Weaponizing Free Speech


At Yale, at Missouri, at Wesleyan, and elsewhere, we’re witnessing a struggle between students who feel “unsafe,” physically and psychologically, and other social forces – at different times, faculty and administration, outside groups, or powerful alumni – who wish to protect what is described as “the exchange of ideas.” At best, popular shorthand characterizes this struggle as a matter of “free speech” versus “safe spaces,” as if one had to choose between the two. At worst, the students are characterized as thin-skinned and “intolerant.”

Students can – and do – speak for themselves. Writing as a faculty member, though, I find that many of the campus advocates of free speech don’t seem to want to preserve the best of it – or to protect the right of the individual in the face of authoritarian state sanction. Instead, they want to protect the right of the individual to say something that civil society deems politically incorrect, no matter how hurtful, because, when it comes down to it, they appear to value free speech more than they do anything else.

As Jelani Cobb puts it, “The freedom to offend the powerful is not equivalent to the freedom to bully the relatively disempowered.” As importantly, civil society has already designated certain things to be, well, profoundly uncivil. Things like blackface, for example. Or scientific racism. Or swastikas. And, really, no one should actually want to protect that sort of thing, let alone reproduce it. When we, as faculty, offer up blackface – or any of its logical analogies – as free speech itself, or when those are the things we’re debating, we’re well outside of what any rational person would argue. We’re weaponizing free speech.

It is telling, to me, that all of the present drama about free speech on college campuses isn’t about something comparatively innocent – like a debate over the relative value of William Faulkner and Toni Morrison – but instead over the right to say and do something vile and reprehensible. It is just as revealing that current defenders of free speech believe students to be overly sensitive, which gives their jeremiads against “safe space” a narrow-minded, social Darwinist texture, and transforms noxious ideas on campus into a form of tough-love.

We have a job to do. No one working within the modern university actually believes that every idea is of equal weight and equal value. Bringing two radically dissimilar ideas, one serious and the other obscene, into conversation “just because” only cheapens one and elevates the other. This notion that all ideas are worth the same is, as so many have noted, an utterly bankrupt false equivalency. We’re supposed to be a thinking and discerning institution, to review certain ideas and hypotheses, and establish certain intelligent benchmarks for any subsequent conversation. We’re supposed to set aside discussion of anything that seems farcical, ridiculous, or just plain mean. Just as editorial control precedes publishing, so should discernment precede speech, especially on a college campus – where we are supposed to be in the business of practicing and teaching both. Our chief function amidst the brick buildings and green lawns of higher education is to not merely to shed light on a complex landscape, but also to show the way through it.

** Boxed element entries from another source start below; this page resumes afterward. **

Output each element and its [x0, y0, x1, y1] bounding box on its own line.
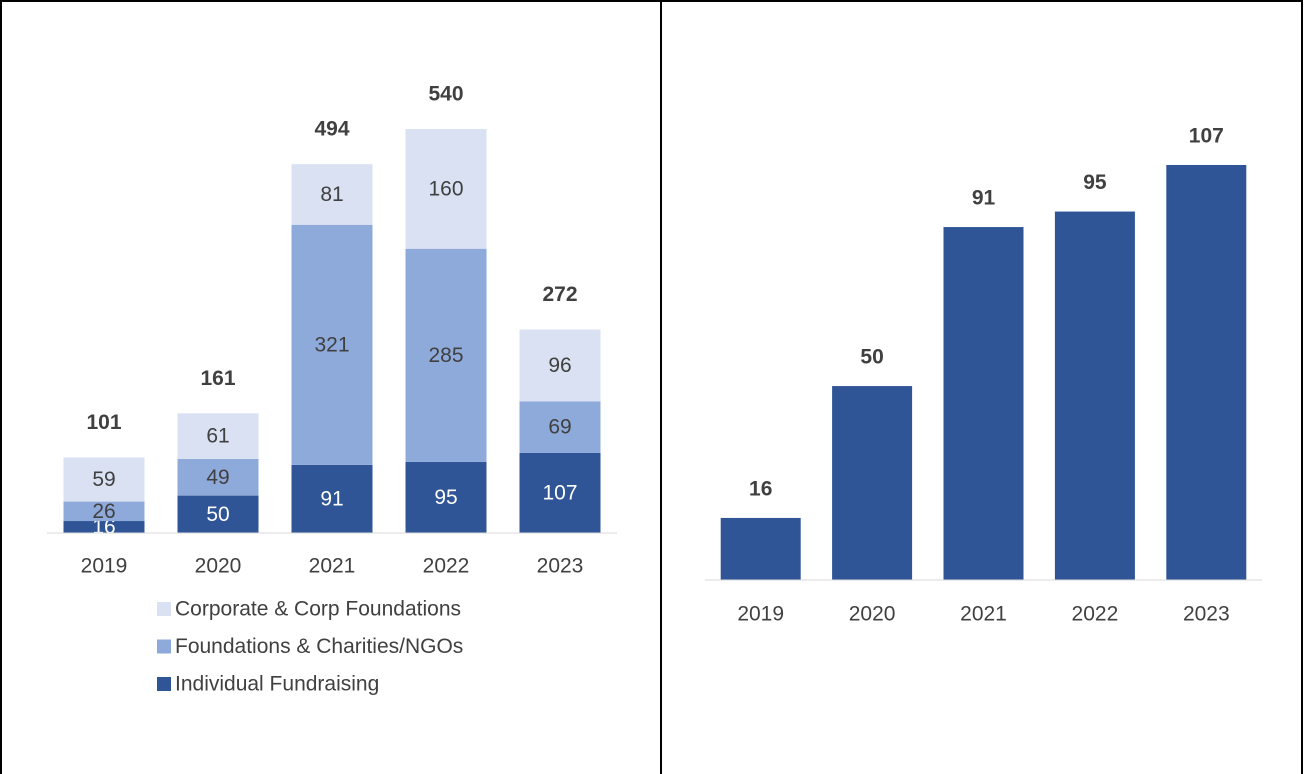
x-tick-label: 2021 — [960, 603, 1007, 626]
segment-label: 95 — [434, 486, 457, 509]
value-label: 16 — [749, 477, 772, 500]
bar-segment — [291, 464, 373, 533]
segment-label: 59 — [92, 468, 115, 491]
total-label: 494 — [314, 118, 349, 141]
legend-swatch — [157, 677, 171, 691]
segment-label: 321 — [314, 333, 349, 356]
total-label: 161 — [200, 367, 235, 390]
bar-segment — [63, 501, 145, 522]
segment-label: 26 — [92, 500, 115, 523]
total-label: 101 — [86, 411, 121, 434]
segment-label: 96 — [548, 354, 571, 377]
x-tick-label: 2019 — [81, 555, 128, 578]
bar-segment — [519, 329, 601, 402]
x-tick-label: 2019 — [737, 603, 784, 626]
bar-segment — [291, 164, 373, 225]
bar-segment — [63, 521, 145, 533]
bar-segment — [177, 495, 259, 533]
bar — [832, 386, 913, 580]
segment-label: 69 — [548, 416, 571, 439]
value-label: 95 — [1083, 171, 1107, 194]
bar — [1166, 165, 1247, 580]
bar-segment — [519, 401, 601, 453]
x-tick-label: 2023 — [537, 555, 584, 578]
bar-segment — [63, 457, 145, 502]
legend-label: Foundations & Charities/NGOs — [175, 635, 463, 658]
segment-label: 160 — [428, 177, 463, 200]
bar-segment — [405, 461, 487, 533]
x-tick-label: 2023 — [1183, 603, 1230, 626]
value-label: 107 — [1189, 125, 1224, 148]
segment-label: 61 — [206, 425, 229, 448]
bar — [720, 517, 801, 580]
x-tick-label: 2022 — [1072, 603, 1119, 626]
segment-label: 285 — [428, 344, 463, 367]
bar-segment — [519, 452, 601, 533]
x-tick-label: 2022 — [423, 555, 470, 578]
segment-label: 107 — [542, 482, 577, 505]
bar — [943, 227, 1024, 580]
x-tick-label: 2020 — [849, 603, 896, 626]
bar-segment — [405, 129, 487, 249]
x-tick-label: 2021 — [309, 555, 356, 578]
bar — [1054, 211, 1135, 580]
bar-segment — [291, 224, 373, 465]
legend-label: Individual Fundraising — [175, 673, 379, 696]
bar-segment — [177, 413, 259, 459]
x-tick-label: 2020 — [195, 555, 242, 578]
segment-label: 50 — [206, 503, 229, 526]
segment-label: 81 — [320, 183, 343, 206]
segment-label: 91 — [320, 488, 343, 511]
total-label: 272 — [542, 283, 577, 306]
legend-swatch — [157, 639, 171, 654]
segment-label: 49 — [206, 466, 229, 489]
total-label: 540 — [428, 83, 463, 106]
legend-label: Corporate & Corp Foundations — [175, 598, 461, 621]
value-label: 91 — [972, 187, 996, 210]
bar-segment — [405, 248, 487, 462]
bar-segment — [177, 458, 259, 496]
legend-swatch — [157, 602, 171, 616]
value-label: 50 — [860, 346, 883, 369]
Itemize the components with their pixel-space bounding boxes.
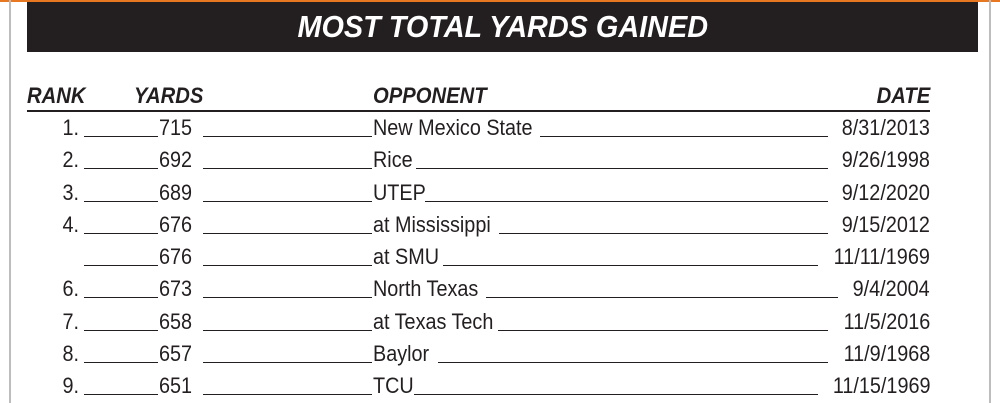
leader-line xyxy=(203,144,372,170)
date-cell: 9/12/2020 xyxy=(841,179,930,205)
yards-cell: 651 xyxy=(159,373,193,399)
section-banner: MOST TOTAL YARDS GAINED xyxy=(27,2,978,52)
leader-line xyxy=(84,338,158,364)
yards-cell: 658 xyxy=(159,308,193,334)
leader-line xyxy=(203,241,372,267)
column-header-rank: RANK xyxy=(27,83,86,108)
leader-line xyxy=(84,273,158,299)
date-cell: 11/15/1969 xyxy=(832,373,930,399)
opponent-cell: at Texas Tech xyxy=(373,308,494,334)
leader-line xyxy=(416,144,828,170)
opponent-cell: TCU xyxy=(373,373,414,399)
rank-cell: 3. xyxy=(62,179,79,205)
rank-cell: 7. xyxy=(62,308,79,334)
rank-cell: 8. xyxy=(62,341,79,367)
opponent-cell: New Mexico State xyxy=(373,115,533,140)
column-header-yards: YARDS xyxy=(134,83,204,108)
opponent-cell: Rice xyxy=(373,147,413,173)
rank-cell: 6. xyxy=(62,276,79,302)
yards-cell: 692 xyxy=(159,147,193,173)
section-title: MOST TOTAL YARDS GAINED xyxy=(297,9,708,44)
right-margin-rule xyxy=(989,0,991,403)
opponent-cell: at SMU xyxy=(373,244,440,270)
leader-line xyxy=(414,370,818,396)
rank-cell: 4. xyxy=(62,211,79,237)
leader-line xyxy=(203,370,372,396)
leader-line xyxy=(425,177,828,202)
top-accent-rule xyxy=(0,0,1000,2)
date-cell: 9/26/1998 xyxy=(841,147,930,173)
leader-line xyxy=(203,338,372,364)
leader-line xyxy=(498,306,828,331)
table-row: 7. 658 at Texas Tech 11/5/2016 xyxy=(27,306,930,338)
date-cell: 9/4/2004 xyxy=(852,276,930,302)
leader-line xyxy=(84,112,158,137)
yards-cell: 689 xyxy=(159,179,193,205)
rank-cell: 9. xyxy=(62,373,79,399)
date-cell: 11/9/1968 xyxy=(843,341,930,367)
date-cell: 11/5/2016 xyxy=(843,308,930,334)
leader-line xyxy=(203,306,372,331)
yards-cell: 673 xyxy=(159,276,193,302)
opponent-cell: North Texas xyxy=(373,276,479,302)
leader-line xyxy=(203,209,372,234)
opponent-cell: at Mississippi xyxy=(373,211,491,237)
yards-cell: 657 xyxy=(159,341,193,367)
leader-line xyxy=(84,144,158,170)
leader-line xyxy=(84,209,158,234)
table-header: RANK YARDS OPPONENT DATE xyxy=(27,82,930,112)
yards-cell: 676 xyxy=(159,244,193,270)
leader-line xyxy=(203,177,372,202)
table-row: 676 at SMU 11/11/1969 xyxy=(27,241,930,273)
leader-line xyxy=(84,306,158,331)
table-body: 1. 715 New Mexico State 8/31/2013 2. 692 Rice 9… xyxy=(27,112,930,403)
records-table: RANK YARDS OPPONENT DATE 1. 715 New Mexico… xyxy=(27,82,930,403)
date-cell: 8/31/2013 xyxy=(841,115,930,140)
column-header-opponent: OPPONENT xyxy=(373,83,487,108)
leader-line xyxy=(84,370,158,396)
leader-line xyxy=(84,177,158,202)
leader-line xyxy=(203,112,372,137)
leader-line xyxy=(443,241,818,267)
leader-line xyxy=(438,338,828,364)
column-header-date: DATE xyxy=(876,83,930,108)
leader-line xyxy=(499,209,828,234)
left-margin-rule xyxy=(9,0,11,403)
leader-line xyxy=(540,112,828,137)
opponent-cell: UTEP xyxy=(373,179,426,205)
table-row: 6. 673 North Texas 9/4/2004 xyxy=(27,273,930,305)
rank-cell: 2. xyxy=(62,147,79,173)
date-cell: 9/15/2012 xyxy=(841,211,930,237)
leader-line xyxy=(486,273,838,299)
rank-cell: 1. xyxy=(62,115,79,140)
table-row: 3. 689 UTEP 9/12/2020 xyxy=(27,177,930,209)
leader-line xyxy=(84,241,158,267)
table-row: 2. 692 Rice 9/26/1998 xyxy=(27,144,930,176)
table-row: 9. 651 TCU 11/15/1969 xyxy=(27,370,930,402)
table-row: 8. 657 Baylor 11/9/1968 xyxy=(27,338,930,370)
table-row: 1. 715 New Mexico State 8/31/2013 xyxy=(27,112,930,144)
opponent-cell: Baylor xyxy=(373,341,430,367)
yards-cell: 715 xyxy=(159,115,193,140)
leader-line xyxy=(203,273,372,299)
date-cell: 11/11/1969 xyxy=(833,244,930,270)
table-row: 4. 676 at Mississippi 9/15/2012 xyxy=(27,209,930,241)
yards-cell: 676 xyxy=(159,211,193,237)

The world outside will be what it is, but a college campus is not a public square. We ask students to sign (or at least acknowledge) an honor code at most colleges and universities. Here, where I teach, that code valorizes debate and inquiry, but it also highlights words like “integrity” and concepts like “mutual respect, tolerance, and understanding.” It emphasizes the “social community” of the campus.  By asking our students to agree to this, we make them promise a degree of intellectual and emotional generosity not generally found outside of the confines of the university. We imagine – and idealize – that everyone will work together to encourage a positive, constructive learning environment. Look around. Listen. When we hear some students confess that they feel unsafe, when they cry in our offices, when tell us that they feel silenced, they are telling us that we are collectively not living up to this social contract. They are asking for help. This isn’t about rights; it is about righteousness.

We have a moral and ethical obligation to care more about our students than we do about some abstract and unrealistically unabridged ideal of free speech, especially when the speech itself is so obviously a provocation, a stirring of the pot for no good reason. We’re supposed to make it possible for everyone to bring their passion – and, sometimes, their pain – into the classroom, but that doesn’t mean that everyone gets to say whatever they want, because we’ve agreed – from the moment we enter the campus – to be mindful of each other. We’re not supposed to make things worse or to add to the pain.